Wrapping everything in a function

For simplicity, I’ve consolidated all the steps into a single function that automates the creation of a wordcloud using just your first and last name. Enter the first and last name of the researcher whose research you want to visualize at the top of the code chunk (assigned to objects “FirstName” and “LastName”), and then run the rest of the code.
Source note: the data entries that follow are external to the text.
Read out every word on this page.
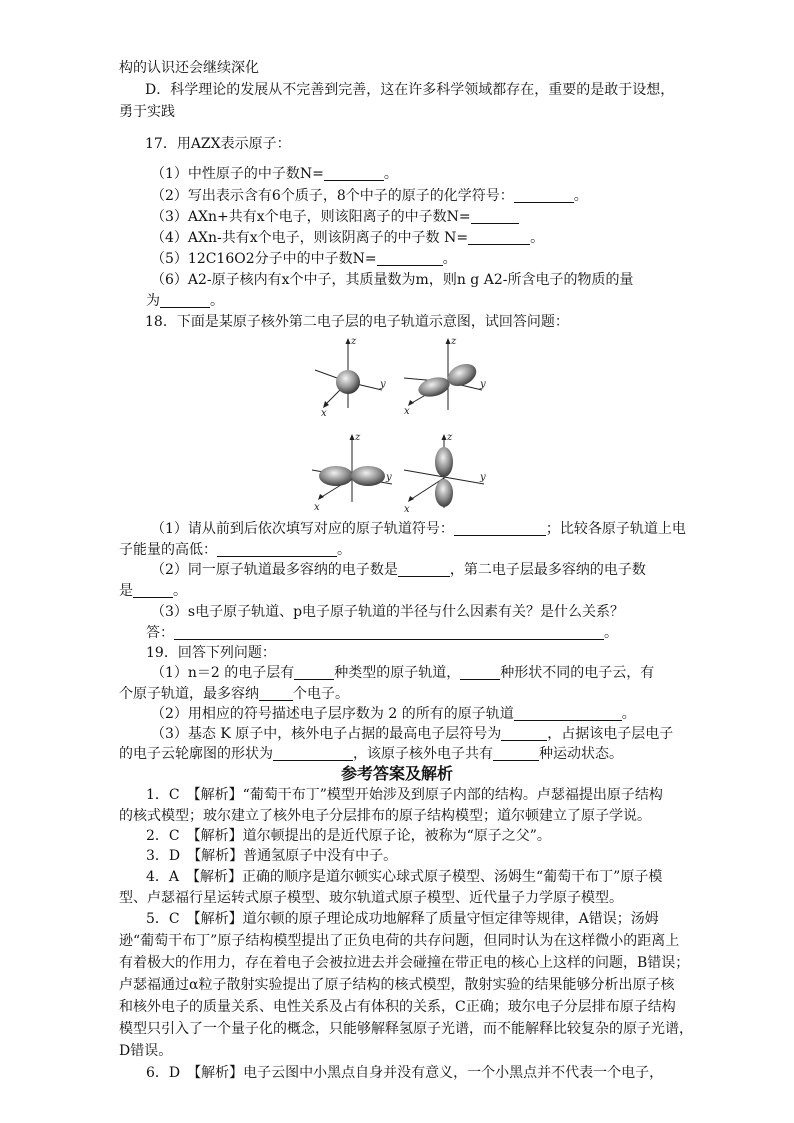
构的认识还会继续深化
D．科学理论的发展从不完善到完善，这在许多科学领域都存在，重要的是敢于设想，
勇于实践
17．用AZX表示原子：
（1）中性原子的中子数N=	。
（2）写出表示含有6个质子，8个中子的原子的化学符号：	。
（3）AXn+共有x个电子，则该阳离子的中子数N=
（4）AXn-共有x个电子，则该阴离子的中子数 N=	。
（5）12C16O2分子中的中子数N=	。
（6）A2-原子核内有x个中子，其质量数为m，则n g A2-所含电子的物质的量
为	。
18．下面是某原子核外第二电子层的电子轨道示意图，试回答问题：
z
x
y
z
x
y
z
x
y
z
x
y
（1）请从前到后依次填写对应的原子轨道符号：	；比较各原子轨道上电
子能量的高低：	。
（2）同一原子轨道最多容纳的电子数是	，第二电子层最多容纳的电子数
是	。
（3）s电子原子轨道、p电子原子轨道的半径与什么因素有关？是什么关系？
答：	。
19．回答下列问题：
（1）n＝2 的电子层有	种类型的原子轨道，	种形状不同的电子云，有
个原子轨道，最多容纳 个电子。
（2）用相应的符号描述电子层序数为 2 的所有的原子轨道	。
（3）基态 K 原子中，核外电子占据的最高电子层符号为	，占据该电子层电子
的电子云轮廓图的形状为	，该原子核外电子共有	种运动状态。
参考答案及解析
1．C　【解析】“葡萄干布丁”模型开始涉及到原子内部的结构。卢瑟福提出原子结构
的核式模型；玻尔建立了核外电子分层排布的原子结构模型；道尔顿建立了原子学说。
2．C　【解析】道尔顿提出的是近代原子论，被称为“原子之父”。
3．D　【解析】普通氢原子中没有中子。
4．A　【解析】正确的顺序是道尔顿实心球式原子模型、汤姆生“葡萄干布丁”原子模
型、卢瑟福行星运转式原子模型、玻尔轨道式原子模型、近代量子力学原子模型。
5．C　【解析】道尔顿的原子理论成功地解释了质量守恒定律等规律，A错误；汤姆
逊“葡萄干布丁”原子结构模型提出了正负电荷的共存问题，但同时认为在这样微小的距离上
有着极大的作用力，存在着电子会被拉进去并会碰撞在带正电的核心上这样的问题，B错误；
卢瑟福通过α粒子散射实验提出了原子结构的核式模型，散射实验的结果能够分析出原子核
和核外电子的质量关系、电性关系及占有体积的关系，C正确；玻尔电子分层排布原子结构
模型只引入了一个量子化的概念，只能够解释氢原子光谱，而不能解释比较复杂的原子光谱，
D错误。
6．D　【解析】电子云图中小黑点自身并没有意义，一个小黑点并不代表一个电子，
The function will handle all additional steps, and output a wordcloud.

#####################################################################
####### Please input the first and last name of a researcher ########
#####################################################################

FirstName<-"Zak"  
LastName<-"Witkower"

########################################################################################
#### After assigning a name above, run the rest of the code to create the function: ####
########################################################################################

#load libraries
require(scholar)
require(tibble) 
require(tm)
require(tidytext)
require(tidyverse)
require(wordcloud2)
require(randomcoloR) 

#Create function
GoogleScholarWordCloud<-function(first,last){
  
  #Get ID number from name
  IDnumber<-get_scholar_id(first_name = first, 
                           last_name = last)
  
  #Get publications
  Mypublications<-tibble(get_publications(IDnumber))
  
  #Add abstracts
  Mypublications$abstract<-rep("initialize", nrow(Mypublications))
  for (i in 1:nrow(Mypublications)) {
    Abstracts <- get_publication_abstract(id = IDnumber, 
                                          pub_id = Mypublications$pubid[i])
    ifelse(length(Abstracts) == 0, NA, Mypublications$abstract[i] <- Abstracts) 
  }
  
  #Create Corpus
  MyAbstracts.corpus<-VCorpus(VectorSource(Mypublications$abstract))
  
  #Create TDM from corpus
  MyAbstracts.TDM<-TermDocumentMatrix(MyAbstracts.corpus,
                                      control = 
                                        list(removePunctuation = TRUE,  
                                             stopwords = TRUE,
                                             tolower = TRUE,
                                             stemming = F,
                                             removeNumbers = TRUE))
  #Tidy TDM
  MyAbstracts.TDM<-tidy(MyAbstracts.TDM) %>% 
    group_by(term) %>% 
    summarise(count,count = sum(count)) %>% 
    unique()%>%  
    ungroup() %>%
    arrange(desc(count))    
  
  #retain top 100 most frequently used words
  MyAbstracts.TDM<-head(MyAbstracts.TDM, 100) 
  
  #create wordcloud
  wordcloud<-wordcloud2(MyAbstracts.TDM,
             fontWeight = "bold",  #bold all items
             rotate = 0,           #max rotation of words 
             size=.75,             #size of wordcloud
             fontFamily = "Times", #font of wordcloud   
             color = randomColor(nrow(MyAbstracts.TDM), #create color palette
                                 hue = "random", 
                                 luminosity = "dark")) 
  
  return(wordcloud)
  }

##################################################################
### Run the function we just created, using the assigned name ###
##################################################################

GoogleScholarWordCloud(FirstName, LastName)

############################ End. ###################################